Brassey’s History of Uniforms: American Civil War, Union Army, by Robin Smith, and Brassey’s Historyof Uniforms: American Civil War, Confederate Army, by Ron Field, Brassey’s Inc., McLean, Va., $31.95 each.
When President Abraham Lincoln called for 75,000 volunteers to fight the South in April 1861, he placed a heavy burden on an unprepared quartermaster department. Supplies of good-quality cheap cloth for uniforms were lacking. Some states were asked to provide their own uniforms for their recruits, and the quality and variety seemed limitless. Many early Union militia units adopted gray as their dress color, while the quality of material ranged from superior to poor.
The South, likewise, faced numerous problems in providing uniforms for its troops. States issued jackets, shirts and trousers sewed by womens’ volunteer aid societies. A shortage of material meant that a mixture of shades and hues was commonplace. While imported cloth was smuggled through the Union blockade and sewn in newly created workshops, the lack of an adequate transportation system left warehouses of uniforms virtually untouched by war’s end.
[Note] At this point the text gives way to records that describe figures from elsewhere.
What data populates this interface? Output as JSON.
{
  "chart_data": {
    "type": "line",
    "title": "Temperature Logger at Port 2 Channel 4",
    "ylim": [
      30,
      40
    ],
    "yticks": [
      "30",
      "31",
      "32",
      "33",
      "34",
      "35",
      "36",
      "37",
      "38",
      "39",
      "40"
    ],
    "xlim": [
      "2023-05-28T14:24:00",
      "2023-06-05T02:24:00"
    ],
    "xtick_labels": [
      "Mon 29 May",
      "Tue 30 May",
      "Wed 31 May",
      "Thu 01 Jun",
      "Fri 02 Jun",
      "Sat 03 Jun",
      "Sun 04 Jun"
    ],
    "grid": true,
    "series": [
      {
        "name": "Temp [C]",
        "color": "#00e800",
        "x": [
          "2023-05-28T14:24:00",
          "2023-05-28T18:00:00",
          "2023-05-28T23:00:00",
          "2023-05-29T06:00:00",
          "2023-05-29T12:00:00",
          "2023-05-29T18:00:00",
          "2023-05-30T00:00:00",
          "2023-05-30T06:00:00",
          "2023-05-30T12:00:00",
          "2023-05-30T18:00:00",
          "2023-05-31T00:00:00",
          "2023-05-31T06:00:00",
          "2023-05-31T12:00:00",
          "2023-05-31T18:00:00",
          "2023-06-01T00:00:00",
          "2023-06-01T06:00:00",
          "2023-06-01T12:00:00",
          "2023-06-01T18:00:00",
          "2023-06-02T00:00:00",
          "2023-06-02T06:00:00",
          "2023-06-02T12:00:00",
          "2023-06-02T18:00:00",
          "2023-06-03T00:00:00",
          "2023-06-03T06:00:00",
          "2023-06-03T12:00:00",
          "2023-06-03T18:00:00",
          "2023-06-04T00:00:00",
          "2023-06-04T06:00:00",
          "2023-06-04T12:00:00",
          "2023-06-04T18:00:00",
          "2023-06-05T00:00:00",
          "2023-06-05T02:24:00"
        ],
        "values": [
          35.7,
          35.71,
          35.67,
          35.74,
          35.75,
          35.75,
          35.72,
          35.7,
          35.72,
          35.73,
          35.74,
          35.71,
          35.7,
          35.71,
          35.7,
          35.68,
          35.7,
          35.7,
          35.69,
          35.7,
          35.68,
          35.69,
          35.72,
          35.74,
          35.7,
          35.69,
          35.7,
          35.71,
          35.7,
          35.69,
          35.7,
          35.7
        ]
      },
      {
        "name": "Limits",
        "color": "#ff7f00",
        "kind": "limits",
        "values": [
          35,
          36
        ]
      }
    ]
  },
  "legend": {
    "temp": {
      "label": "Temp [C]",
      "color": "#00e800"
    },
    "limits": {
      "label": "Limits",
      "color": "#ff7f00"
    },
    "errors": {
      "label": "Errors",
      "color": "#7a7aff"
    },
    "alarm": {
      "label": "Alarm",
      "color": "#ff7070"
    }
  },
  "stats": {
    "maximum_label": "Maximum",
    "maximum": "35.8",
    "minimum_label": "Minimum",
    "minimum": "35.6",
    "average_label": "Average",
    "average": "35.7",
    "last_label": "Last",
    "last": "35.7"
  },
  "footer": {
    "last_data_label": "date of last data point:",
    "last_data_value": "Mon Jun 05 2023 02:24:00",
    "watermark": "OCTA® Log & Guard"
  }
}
In both these volumes of Brassey’s History of Uniforms, Union and Confederate uniforms are examined in terms of style, quality and color. What emerges is a fascinating glimpse at both governments’ “make do” efforts, ranging from the exotic to the hilarious. Among the more colorful uniforms of the South was one consisting of jaguar-skin trousers with concho side seams worn by a Texas cavalry officer. Federal troops often sported uniforms with strong European ties, including chasseur-style coats and the famous French Zouave outfit. The 39th New York Volunteers wore colorful uniforms copied from the Italian bersaglieri.
Ron Field’s description of the Confederate uniforms is arranged by state, detailing uniform variations and how each state met the challenge of clothing its soldiers. Mississippi, for instance, was virtually destitute of cloth supplies by February 1861. But the state took over the textile industry and had its prisoners work making uniforms.
Each of these oversized volumes is highlighted with haunting photographs of the soldiers in the numerous uniform styles they wore. Color plates by artists Chris Collingwood (Union) and Richard Hook (Confederate) further accent the text. While neither volume delves into the minutiae of the subject, they both provide an excellent introduction to the variations of uniforms worn in the Civil War.